Juventus e Napoli indenni dal processo plusvalenze: stangata chiesta per Agnelli e De Laurentiis
Stamattina è cominciato a Roma presso il Tribunale Nazionale della FIGC il processo sportivo per la vicenda delle plusvalenze ‘gonfiate' che secondo l'accusa avrebbero consentito a 11 società di calcio di ‘aggiustare' i loro bilanci. Il deferimento aveva raggiunto 5 club di Serie A (Juventus, Napoli, Sampdoria, Genoa ed Empoli), 2 di Serie B (Parma e Pisa), oltre a Pro Vercelli, Pescara, Novara e Chievo.
La richiesta della Procura Federale è stata clemente – come ci si attendeva, Codice di Giustizia Sportiva alla mano – nei confronti di Juve e Napoli, per le quali sono state chieste soltanto due ammende rispettivamente di 800mila e 329mila euro, mentre l'accusa ha chiesto di stangare i dirigenti apicali delle due società: in particolare per i due presidenti, sono stati chiesti 12 mesi di inibizione per Andrea Agnelli e 11 mesi per Aurelio De Laurentiis.
Completano le richieste sul fronte Juve i 16 mesi di inibizione per Fabio Paratici – che nell'impianto accusatorio avrebbe apposto la firma su 32 contratti ritenuti non congrui al valore effettivo dei calciatori – gli 8 per Nedved e Arrivabene, i 6 per Cherubini, mentre dal lato Napoli la Procura ha chiesto 6 mesi per la moglie di De Laurentiis, Jacqueline Baudit, stessa squalifica chiesta per il figlio Edoardo e la figlia Valentina, ed infine 9 mesi per l'Ad partenopeo Chiavelli.

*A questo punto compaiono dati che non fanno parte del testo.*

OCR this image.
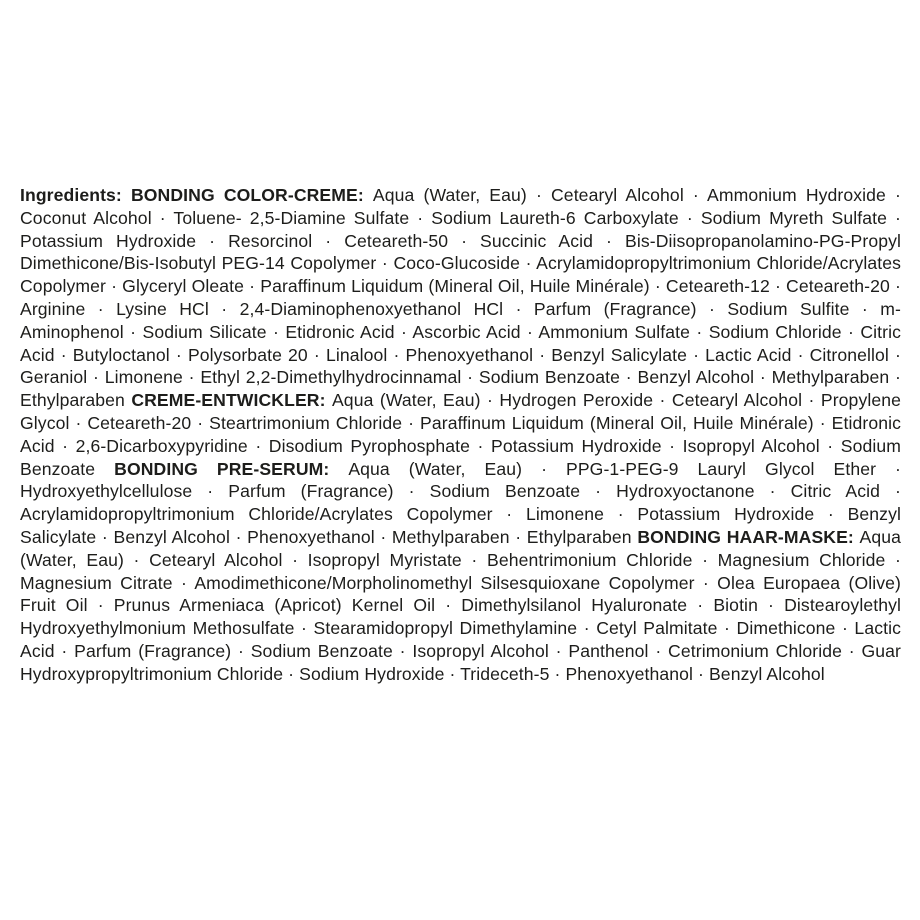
Ingredients: BONDING COLOR-CREME: Aqua (Water, Eau) · Cetearyl Alcohol · Ammonium Hydroxide · Coconut Alcohol · Toluene- 2,5-Diamine Sulfate · Sodium Laureth-6 Carboxylate · Sodium Myreth Sulfate · Potassium Hydroxide · Resorcinol · Ceteareth-50 · Succinic Acid · Bis-Diisopropanolamino-PG-Propyl Dimethicone/Bis-Isobutyl PEG-14 Copolymer · Coco-Glucoside · Acrylamidopropyltrimonium Chloride/Acrylates Copolymer · Glyceryl Oleate · Paraffinum Liquidum (Mineral Oil, Huile Minérale) · Ceteareth-12 · Ceteareth-20 · Arginine · Lysine HCl · 2,4-Diaminophenoxyethanol HCl · Parfum (Fragrance) · Sodium Sulfite · m-Aminophenol · Sodium Silicate · Etidronic Acid · Ascorbic Acid · Ammonium Sulfate · Sodium Chloride · Citric Acid · Butyloctanol · Polysorbate 20 · Linalool · Phenoxyethanol · Benzyl Salicylate · Lactic Acid · Citronellol · Geraniol · Limonene · Ethyl 2,2-Dimethylhydrocinnamal · Sodium Benzoate · Benzyl Alcohol · Methylparaben · Ethylparaben CREME-ENTWICKLER: Aqua (Water, Eau) · Hydrogen Peroxide · Cetearyl Alcohol · Propylene Glycol · Ceteareth-20 · Steartrimonium Chloride · Paraffinum Liquidum (Mineral Oil, Huile Minérale) · Etidronic Acid · 2,6-Dicarboxypyridine · Disodium Pyrophosphate · Potassium Hydroxide · Isopropyl Alcohol · Sodium Benzoate BONDING PRE-SERUM: Aqua (Water, Eau) · PPG-1-PEG-9 Lauryl Glycol Ether · Hydroxyethylcellulose · Parfum (Fragrance) · Sodium Benzoate · Hydroxyoctanone · Citric Acid · Acrylamidopropyltrimonium Chloride/Acrylates Copolymer · Limonene · Potassium Hydroxide · Benzyl Salicylate · Benzyl Alcohol · Phenoxyethanol · Methylparaben · Ethylparaben BONDING HAAR-MASKE: Aqua (Water, Eau) · Cetearyl Alcohol · Isopropyl Myristate · Behentrimonium Chloride · Magnesium Chloride · Magnesium Citrate · Amodimethicone/Morpholinomethyl Silsesquioxane Copolymer · Olea Europaea (Olive) Fruit Oil · Prunus Armeniaca (Apricot) Kernel Oil · Dimethylsilanol Hyaluronate · Biotin · Distearoylethyl Hydroxyethylmonium Methosulfate · Stearamidopropyl Dimethylamine · Cetyl Palmitate · Dimethicone · Lactic Acid · Parfum (Fragrance) · Sodium Benzoate · Isopropyl Alcohol · Panthenol · Cetrimonium Chloride · Guar Hydroxypropyltrimonium Chloride · Sodium Hydroxide · Trideceth-5 · Phenoxyethanol · Benzyl Alcohol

Pene pecuniarie sono state chieste anche per le altre tre società della massima serie che sono a processo: 320mila euro per il Genoa, 195mila per la Sampdoria (con 12 mesi di inibizione per l'ex presidente Massimo Ferrero, che peraltro in questo momento ha ben altri problemi, essendo agli arresti domiciliari con l'accusa di bancarotta fraudolenta), 42mila per l'Empoli (con 22 mesi di squalifica per il presidente Fabrizio Corsi).
Non ci si aspettava nulla di diverso nel filone sportivo dell'inchiesta, che dal lato penale vede parallelamente indagata la Juventus a Torino. Ai 5 club di Serie A, infatti, è contestato soltanto il Comma 1 dell'Articolo 31: "Costituisce illecito amministrativo la mancata produzione, l’alterazione o la falsificazione materiale o ideologica, anche parziale, dei documenti richiesti dagli organi di giustizia sportiva, dalla Commissione di Vigilanza sulle Società di Calcio Professionistiche (COVISOC) e dagli altri organi di controllo della Federazione nonché dagli organismi competenti in relazione al rilascio delle licenze UEFA e FIGC, ovvero il fornire informazioni mendaci, reticenti o parziali. Costituiscono altresì illecito amministrativo i comportamenti comunque diretti a eludere la normativa federale in materia gestionale ed economica nonché la mancata esecuzione delle decisioni degli organi federali competenti in materia". Una fattispecie per cui il Codice prevede appunto soltanto "la sanzione dell’ammenda con diffida".
Ben diverso alla vigilia del processo era lo scenario per le due società di Serie B, Parma e Pisa, per le quali nel deferimento era contestata invece la violazione del Comma 2 del medesimo Articolo 31, in quanto "società che, mediante falsificazione dei propri documenti contabili o amministrativi ovvero mediante qualsiasi altra attività illecita o elusiva, tenta di ottenere od ottenga l'iscrizione a una competizione cui non avrebbe potuto essere ammessa sulla base delle disposizioni vigenti". La sanzione in questo caso poteva essere ben più pesante, dalla penalizzazione alla retrocessione, ed invece entrambi i club si sono salvati: anche per Pisa e Parma, infatti, la Procura federale ha chiesto soltanto una pena pecuniaria, rispettivamente 338mila e 90mila euro.
A completare il quadro delle richieste dell'accusa davanti al Tribunale Federale ci sono i 125mila euro di multa chiesti per il Pescara, i 23mila per la Pro Vercelli, gli 8mila per il Novara e i 3mila per il Chievo.